第 883章 恳求(1/2)
宁静摇了摇头,枯瘦的手握紧了女儿的手腕,用了些力气:“蕊蕊,你别骗妈。妈是过来人,知道一个女人独自撑着有多难。上次……魏然来看我,陪我聊了很久。”她观察着女儿瞬间微变的神色,继续缓缓说道,“那孩子……心思细,也有耐心。他说……他很早就欣赏你,看你这么辛苦,心里很不是滋味。话里话外,对你是真上了心。”
听到“魏然”这个名字,简鑫蕊胃里本能地涌起一阵反感。那副虚伪的深情面孔,那些看似体贴实则步步为营的举动,尤其是他望向自己时眼底那抹掩藏不住的、对财富和地位的觊觎,都让她无比厌恶。她几乎要脱口而出:“妈,您别被他骗了!他根本不是真心的!”
可话到嘴边,她又猛地刹住了。她看到母亲眼中那混合着殷切期望和生命烛火将熄的哀恳。母亲此刻提起魏然,并非真的完全相信他,更多是病重中抓住的一根稻草,一个渺茫的、能让女儿未来“有所依靠”的可能性。她若此刻激烈反驳,无异于掐灭母亲心中最后一点慰藉,甚至可能刺激到母亲本就脆弱的病情。
那反驳的话在舌尖打了个转,最终被艰难地咽了回去,化作喉间一股苦涩的铁锈味。她垂下眼帘,避开母亲探询的目光,盯着雪白的床单,手指无意识地收紧,指甲掐进了掌心,带来细微的刺痛,帮助她维持着表面的平静。

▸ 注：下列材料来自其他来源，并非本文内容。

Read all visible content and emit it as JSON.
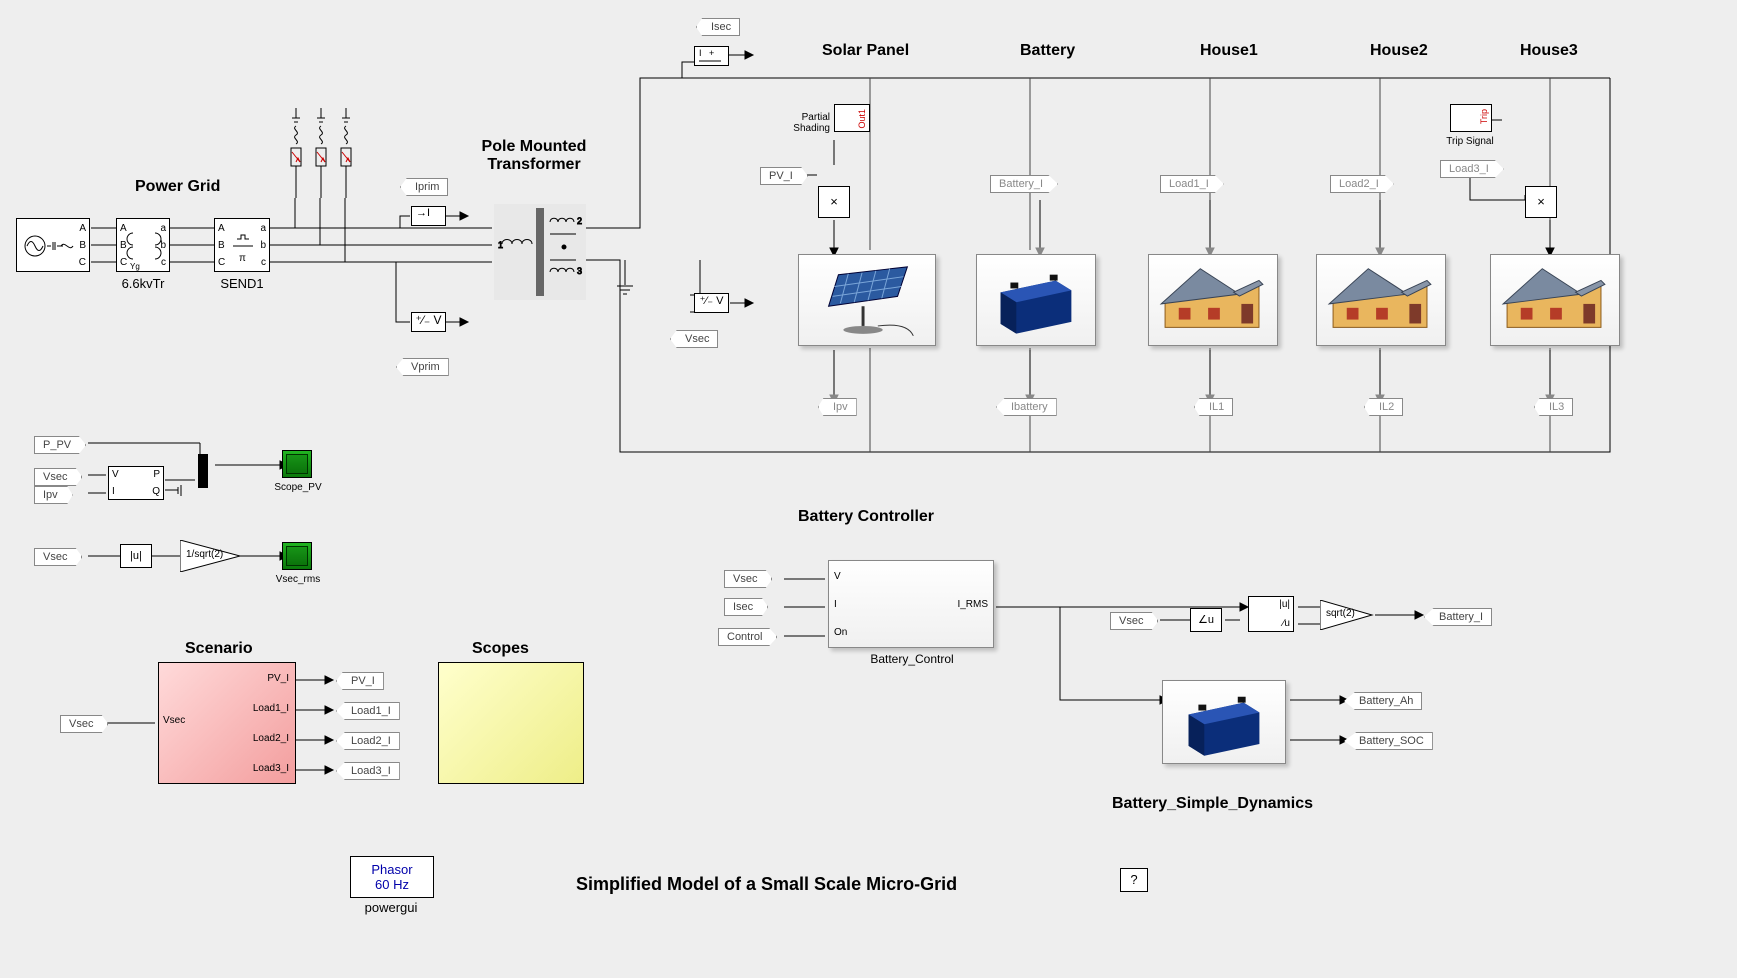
{
  "main_title": "Simplified Model of a Small Scale Micro-Grid",
  "sections": {
    "power_grid": "Power Grid",
    "pole_transformer": "Pole Mounted\nTransformer",
    "solar_panel": "Solar Panel",
    "battery": "Battery",
    "house1": "House1",
    "house2": "House2",
    "house3": "House3",
    "battery_controller": "Battery Controller",
    "scenario": "Scenario",
    "scopes": "Scopes",
    "battery_dynamics": "Battery_Simple_Dynamics"
  },
  "blocks": {
    "tr66kv": "6.6kvTr",
    "send1": "SEND1",
    "powergui_title": "powergui",
    "phasor_line1": "Phasor",
    "phasor_line2": "60 Hz",
    "battery_control_block": "Battery_Control",
    "partial_shading": "Partial\nShading",
    "trip_signal": "Trip Signal",
    "help": "?",
    "sqrt2": "sqrt(2)",
    "invsqrt2": "1/sqrt(2)",
    "abs_u": "|u|",
    "angle_u": "∠u",
    "abs_u2": "|u|",
    "star_u": "∕u",
    "times": "×",
    "out1": "Out1",
    "trip": "Trip",
    "scope_pv": "Scope_PV",
    "vsec_rms": "Vsec_rms"
  },
  "tags": {
    "iprim": "Iprim",
    "vprim": "Vprim",
    "isec": "Isec",
    "vsec": "Vsec",
    "p_pv": "P_PV",
    "ipv": "Ipv",
    "pv_i": "PV_I",
    "battery_i": "Battery_I",
    "load1_i": "Load1_I",
    "load2_i": "Load2_I",
    "load3_i": "Load3_I",
    "ipv_out": "Ipv",
    "ibattery": "Ibattery",
    "il1": "IL1",
    "il2": "IL2",
    "il3": "IL3",
    "control": "Control",
    "irms": "I_RMS",
    "battery_ah": "Battery_Ah",
    "battery_soc": "Battery_SOC"
  },
  "scenario_ports": {
    "in": "Vsec",
    "out": [
      "PV_I",
      "Load1_I",
      "Load2_I",
      "Load3_I"
    ]
  },
  "bc_ports": {
    "v": "V",
    "i": "I",
    "on": "On",
    "out": "I_RMS"
  },
  "pq_ports": {
    "v": "V",
    "i": "I",
    "p": "P",
    "q": "Q"
  },
  "source_ports": {
    "a": "A",
    "b": "B",
    "c": "C",
    "al": "a",
    "bl": "b",
    "cl": "c"
  }
}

再抬起头时,她脸上只剩下一片疲惫的无奈和妥协般的柔和,声音也低了下去:“妈,我的事……您就别操心了。您现在最重要的就是养好身体。魏然他……他确实帮了不少忙,谢谢他经常来看您。至于别的……我现在真的没心思考虑这些,公司的事,依依,还有您……已经够我忙的了。以后的事,以后再说吧。”

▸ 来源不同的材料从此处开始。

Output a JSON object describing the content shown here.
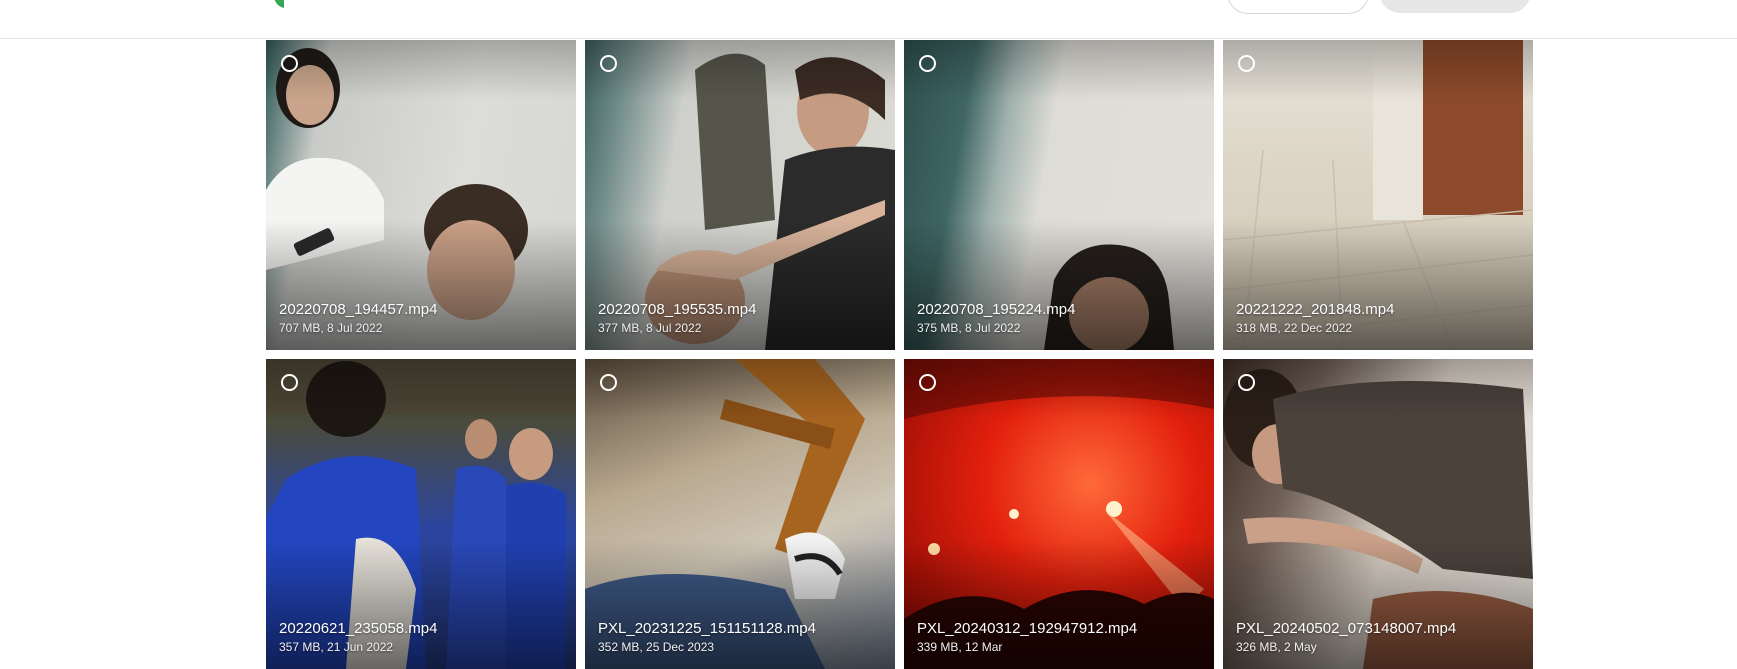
{
  "tiles": [
    {
      "name": "20220708_194457.mp4",
      "meta": "707 MB, 8 Jul 2022"
    },
    {
      "name": "20220708_195535.mp4",
      "meta": "377 MB, 8 Jul 2022"
    },
    {
      "name": "20220708_195224.mp4",
      "meta": "375 MB, 8 Jul 2022"
    },
    {
      "name": "20221222_201848.mp4",
      "meta": "318 MB, 22 Dec 2022"
    },
    {
      "name": "20220621_235058.mp4",
      "meta": "357 MB, 21 Jun 2022"
    },
    {
      "name": "PXL_20231225_151151128.mp4",
      "meta": "352 MB, 25 Dec 2023"
    },
    {
      "name": "PXL_20240312_192947912.mp4",
      "meta": "339 MB, 12 Mar"
    },
    {
      "name": "PXL_20240502_073148007.mp4",
      "meta": "326 MB, 2 May"
    }
  ]
}
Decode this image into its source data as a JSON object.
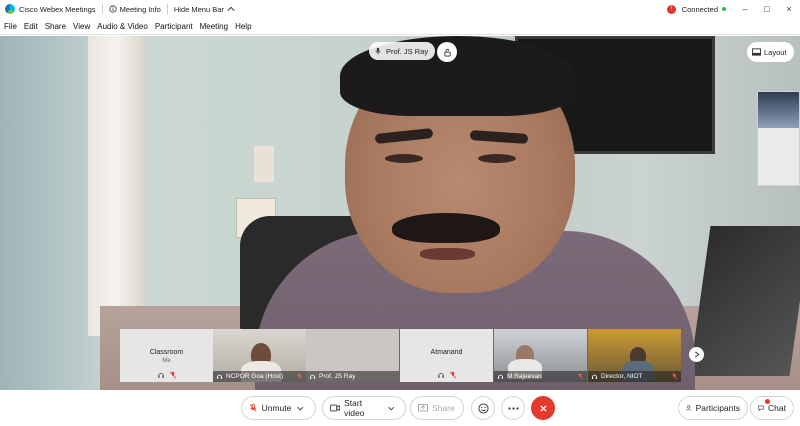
{
  "titlebar": {
    "app_title": "Cisco Webex Meetings",
    "meeting_info": "Meeting Info",
    "hide_menu_bar": "Hide Menu Bar",
    "connection_status": "Connected",
    "status_color": "#2fbf4f",
    "window_controls": [
      "–",
      "□",
      "×"
    ]
  },
  "menu": {
    "items": [
      "File",
      "Edit",
      "Share",
      "View",
      "Audio & Video",
      "Participant",
      "Meeting",
      "Help"
    ]
  },
  "stage": {
    "active_speaker": "Prof. JS Ray",
    "layout_label": "Layout"
  },
  "filmstrip": {
    "tiles": [
      {
        "name": "Classroom",
        "subtitle": "Me",
        "video": false
      },
      {
        "name": "NCPOR Goa (Host)",
        "video": true
      },
      {
        "name": "Prof. JS Ray",
        "video": false
      },
      {
        "name": "Atmanand",
        "video": false
      },
      {
        "name": "M Rajeevan",
        "video": true
      },
      {
        "name": "Director, NIOT",
        "video": true
      }
    ]
  },
  "toolbar": {
    "unmute": "Unmute",
    "start_video": "Start video",
    "share": "Share",
    "participants": "Participants",
    "chat": "Chat",
    "end_color": "#e33a2d"
  }
}
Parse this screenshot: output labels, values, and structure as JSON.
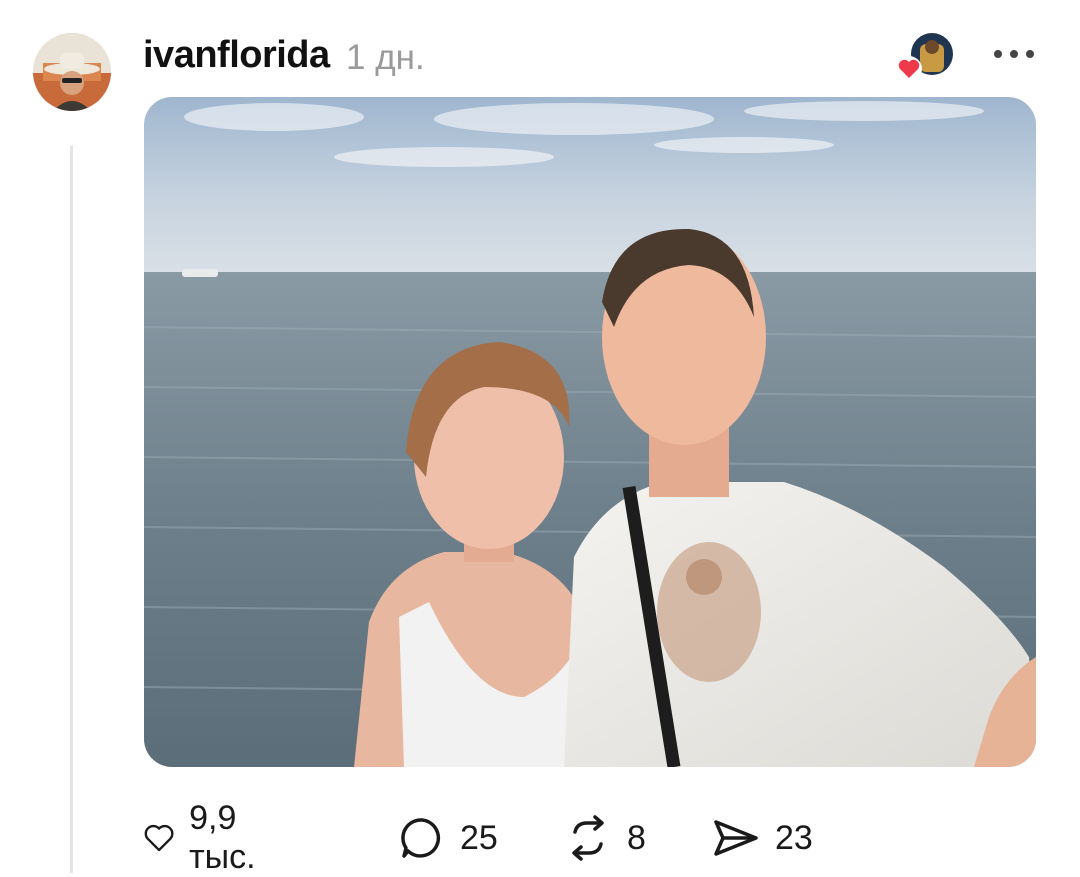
{
  "post": {
    "author": "ivanflorida",
    "time_ago": "1 дн.",
    "author_avatar_icon": "cowboy-hat-avatar",
    "liked_by_avatar_icon": "heart-badge-avatar",
    "menu_icon": "more-horizontal-icon",
    "image_description_icon": "beach-selfie-photo"
  },
  "actions": {
    "likes": "9,9 тыс.",
    "replies": "25",
    "reposts": "8",
    "shares": "23"
  },
  "colors": {
    "heart_badge": "#ee3a4a",
    "secondary_text": "#9a9a9a",
    "thread_line": "#e4e4e4"
  }
}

她没有肯定,也没有否定,给出的是一个含糊的、拖延的答案。但这对于宁静来说,已经比预想中直接的拒绝要好得多。她看着女儿脸上那份强忍的疲惫和不愿多谈的回避,只当她是还没从过去的伤痛中走出来,心中反而对魏然那份“不求回应、默默守候”的深情更加深信了几分,同时也更添了对女儿未来孤苦的忧虑。

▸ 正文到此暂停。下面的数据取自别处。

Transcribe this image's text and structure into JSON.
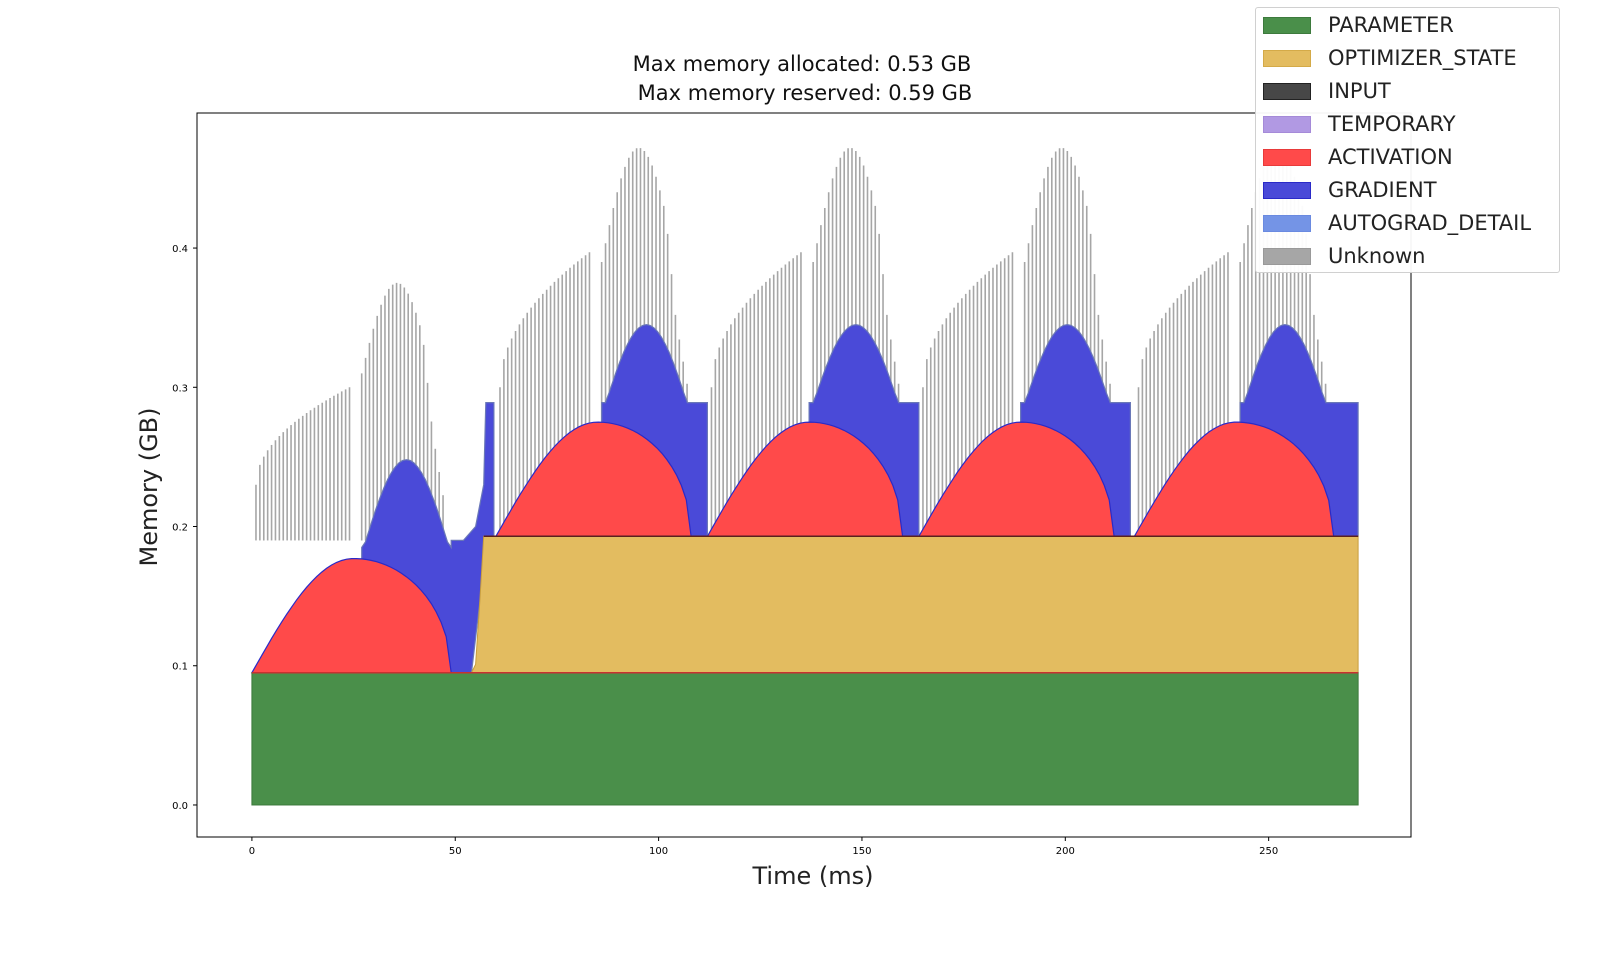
{
  "chart_data": {
    "type": "area",
    "title": [
      "Max memory allocated: 0.53 GB",
      "Max memory reserved: 0.59 GB"
    ],
    "xlabel": "Time (ms)",
    "ylabel": "Memory (GB)",
    "xlim": [
      -13.5,
      285
    ],
    "ylim": [
      -0.023,
      0.497
    ],
    "xticks": [
      0,
      50,
      100,
      150,
      200,
      250
    ],
    "xtick_labels": [
      "0",
      "50",
      "100",
      "150",
      "200",
      "250"
    ],
    "yticks": [
      0.0,
      0.1,
      0.2,
      0.3,
      0.4
    ],
    "ytick_labels": [
      "0.0",
      "0.1",
      "0.2",
      "0.3",
      "0.4"
    ],
    "grid": false,
    "legend_position": "top-right",
    "stacked": true,
    "legend": [
      {
        "name": "PARAMETER",
        "color": "#4a8f4a",
        "edge": "#3d7a3d"
      },
      {
        "name": "OPTIMIZER_STATE",
        "color": "#e3bc60",
        "edge": "#d4aa48"
      },
      {
        "name": "INPUT",
        "color": "#474747",
        "edge": "#222222"
      },
      {
        "name": "TEMPORARY",
        "color": "#b199e3",
        "edge": "#a58ad8"
      },
      {
        "name": "ACTIVATION",
        "color": "#ff4a4a",
        "edge": "#e83a3a"
      },
      {
        "name": "GRADIENT",
        "color": "#4a4ad8",
        "edge": "#2a2ac8"
      },
      {
        "name": "AUTOGRAD_DETAIL",
        "color": "#7494e6",
        "edge": "#6a8ae0"
      },
      {
        "name": "Unknown",
        "color": "#a6a6a6",
        "edge": "#999999"
      }
    ],
    "series": [
      {
        "name": "PARAMETER",
        "segments": [
          {
            "x_start": 0,
            "x_end": 272,
            "value": 0.095
          }
        ]
      },
      {
        "name": "OPTIMIZER_STATE",
        "points": [
          [
            0,
            0
          ],
          [
            54,
            0
          ],
          [
            55,
            0.006
          ],
          [
            56,
            0.05
          ],
          [
            57,
            0.098
          ],
          [
            272,
            0.098
          ]
        ]
      },
      {
        "name": "ACTIVATION",
        "iterations": [
          {
            "x_start": 0,
            "x_peak": 25,
            "x_end": 49,
            "peak_total": 0.177,
            "base_total": 0.095
          },
          {
            "x_start": 60,
            "x_peak": 85,
            "x_end": 108,
            "peak_total": 0.275,
            "base_total": 0.193
          },
          {
            "x_start": 112,
            "x_peak": 137,
            "x_end": 160,
            "peak_total": 0.275,
            "base_total": 0.193
          },
          {
            "x_start": 164,
            "x_peak": 189,
            "x_end": 212,
            "peak_total": 0.275,
            "base_total": 0.193
          },
          {
            "x_start": 217,
            "x_peak": 242,
            "x_end": 266,
            "peak_total": 0.275,
            "base_total": 0.193
          }
        ]
      },
      {
        "name": "GRADIENT",
        "iterations": [
          {
            "x_rise": 27,
            "x_peak": 38,
            "x_fall": 49,
            "peak_total": 0.248,
            "plateau_total": 0.19,
            "x_end": 59
          },
          {
            "x_rise": 86,
            "x_peak": 97,
            "x_fall": 108,
            "peak_total": 0.345,
            "plateau_total": 0.289,
            "x_end": 112
          },
          {
            "x_rise": 137,
            "x_peak": 149,
            "x_fall": 160,
            "peak_total": 0.345,
            "plateau_total": 0.289,
            "x_end": 164
          },
          {
            "x_rise": 189,
            "x_peak": 200,
            "x_fall": 212,
            "peak_total": 0.345,
            "plateau_total": 0.289,
            "x_end": 216
          },
          {
            "x_rise": 243,
            "x_peak": 254,
            "x_fall": 265,
            "peak_total": 0.345,
            "plateau_total": 0.289,
            "x_end": 272
          }
        ]
      },
      {
        "name": "Unknown",
        "spike_groups": [
          {
            "x_start": 1,
            "x_end": 24,
            "peak_start": 0.23,
            "peak_end": 0.3
          },
          {
            "x_start": 27,
            "x_end": 47,
            "peak_start": 0.31,
            "peak_end": 0.375
          },
          {
            "x_start": 61,
            "x_end": 83,
            "peak_start": 0.3,
            "peak_end": 0.397
          },
          {
            "x_start": 86,
            "x_end": 107,
            "peak_start": 0.39,
            "peak_end": 0.472
          },
          {
            "x_start": 113,
            "x_end": 135,
            "peak_start": 0.3,
            "peak_end": 0.397
          },
          {
            "x_start": 138,
            "x_end": 159,
            "peak_start": 0.39,
            "peak_end": 0.472
          },
          {
            "x_start": 165,
            "x_end": 187,
            "peak_start": 0.3,
            "peak_end": 0.397
          },
          {
            "x_start": 190,
            "x_end": 211,
            "peak_start": 0.39,
            "peak_end": 0.472
          },
          {
            "x_start": 218,
            "x_end": 240,
            "peak_start": 0.3,
            "peak_end": 0.397
          },
          {
            "x_start": 243,
            "x_end": 264,
            "peak_start": 0.39,
            "peak_end": 0.472
          }
        ]
      }
    ]
  }
}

“唉……”宁静长长地叹了口气,不再逼问,只是无力地松开了手,眼神更加黯淡,“你自己……要好好的。妈累了,想睡会儿。”
“好,妈您睡吧,我在这儿陪着您。”简鑫蕊轻轻说着,为母亲整理好枕头,看着她闭上眼睛。
直到母亲呼吸逐渐平稳,陷入浅眠,简鑫蕊才允许自己脸上那强撑的平静面具出现裂痕。她走到窗边,背对着病床,望着窗外沉沉的夜色,胸膛剧烈地起伏了几下,才将那翻腾的怒火和憋屈死死压回心底。她知道,有些话,对病重的母亲说不出口;有些人的算计,只能自己独自提防。这份源于孝顺的沉默,此刻却像一副无形的枷锁,让她感到无比沉重。夜色吞没了她的身影,也吞没了她眼中那冰冷而锐利的决心。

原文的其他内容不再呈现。